Looking at Jay Ritter’s extensive database of IPOs and their performance which is now available up to the year 2019 we can see that IPOs from 2000 to 2017 on average underperformed stocks of similar size by 7.7% in the first six months after the IPO, 11.2% in the first year and 4.8% in the second year. Only thanks to some outperformance in years three and four is the five-year average underperformance limited to 1.4% per year. If we go back to 1980, when his database begins, the underperformance is somewhat reduced because of the strong performance of IPOs in the first six months during the 1990s. Yet, on average, IPOs underperform similar sized stocks in the first year by 5.2% and in the second year by 4.2%. The average annual underperformance in the first five years after the IPO is 3.1%. Investing in an IPO is like buying a lottery ticket linked to a nice story pushed by investment banks. If you find the winning story, you can make a lot of money, but the vast majority of stories are worthless.

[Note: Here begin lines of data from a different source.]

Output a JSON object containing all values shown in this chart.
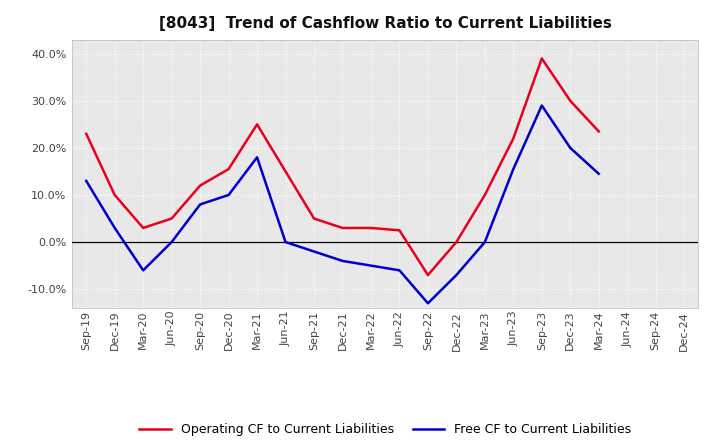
{
  "title": "[8043]  Trend of Cashflow Ratio to Current Liabilities",
  "x_labels": [
    "Sep-19",
    "Dec-19",
    "Mar-20",
    "Jun-20",
    "Sep-20",
    "Dec-20",
    "Mar-21",
    "Jun-21",
    "Sep-21",
    "Dec-21",
    "Mar-22",
    "Jun-22",
    "Sep-22",
    "Dec-22",
    "Mar-23",
    "Jun-23",
    "Sep-23",
    "Dec-23",
    "Mar-24",
    "Jun-24",
    "Sep-24",
    "Dec-24"
  ],
  "operating_cf": [
    0.23,
    0.1,
    0.03,
    0.05,
    0.12,
    0.155,
    0.25,
    0.15,
    0.05,
    0.03,
    0.03,
    0.025,
    -0.07,
    0.0,
    0.1,
    0.22,
    0.39,
    0.3,
    0.235,
    null,
    null,
    null
  ],
  "free_cf": [
    0.13,
    0.03,
    -0.06,
    0.0,
    0.08,
    0.1,
    0.18,
    0.0,
    -0.02,
    -0.04,
    -0.05,
    -0.06,
    -0.13,
    -0.07,
    0.0,
    0.155,
    0.29,
    0.2,
    0.145,
    null,
    null,
    null
  ],
  "operating_color": "#e8001c",
  "free_color": "#0000cc",
  "ylim": [
    -0.14,
    0.43
  ],
  "yticks": [
    -0.1,
    0.0,
    0.1,
    0.2,
    0.3,
    0.4
  ],
  "background_color": "#ffffff",
  "plot_bg_color": "#e8e8e8",
  "grid_color": "#ffffff",
  "legend_op": "Operating CF to Current Liabilities",
  "legend_free": "Free CF to Current Liabilities",
  "title_fontsize": 11,
  "tick_fontsize": 8
}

Over the last couple of years, Initial Coin Offerings (ICO) have become a favourite playground of speculators and scammers alike. Though sometimes called a digital IPO, ICOs are not like IPOs at all. There are no legal requirements for an ICO (anyone can issue them without providing any meaningful information) and investors do not get an equity stake in the company issuing the ICO. In fact, investors in ICOs have no rights at all. All they are doing is buy a financial product from a business that promises to accept these digital coins in its digital ecosystem (though often it isn’t even clear if or when this digital ecosystem will ever be created in the first place).
Because ICOs are such a new phenomenon we can’t measure their performance over five years as Jay Ritter does in the case of IPOs but we can measure their performance over shorter time periods.
And the results are shocking.
The ICO Market Report 2018/2019 was published in early February and shows the performance of ICOs launched in 2018. Here is live coverage of me when I saw the numbers pop up on my computer:
The report looks at 1,112 ICOs that raised a total of $14.1bn. Within 30 days of their ICO about one third were essentially worthless with loses between 80% and 100% of the money raised. After six months, seven out of ten ICOs were worthless or as good as. Only 7.6% of all ICOs managed to create a positive return for investors in the first six months.
Performance of ICOs in the first 30 and 180 days
Source: Fromberger and Haffke (2020).
I know it is an apples-to-oranges comparison but I nevertheless plotted the distribution of returns of ICOs 30 days and 180 days in with the returns of IPOs after five years. With IPOs, there is a substantial risk of losing more than half your money in the first five years. Two out of five IPOs have more than halved in in price after five years. But one in five IPOs also doubled its value. With ICO you get a worse loss rate and no winning lottery tickets. After just six months, 85% of ICOs had lost more than half their value but only on in 25 ICO managed to double. I cannot think of a single investment product that has worse chances of positive returns than ICOs.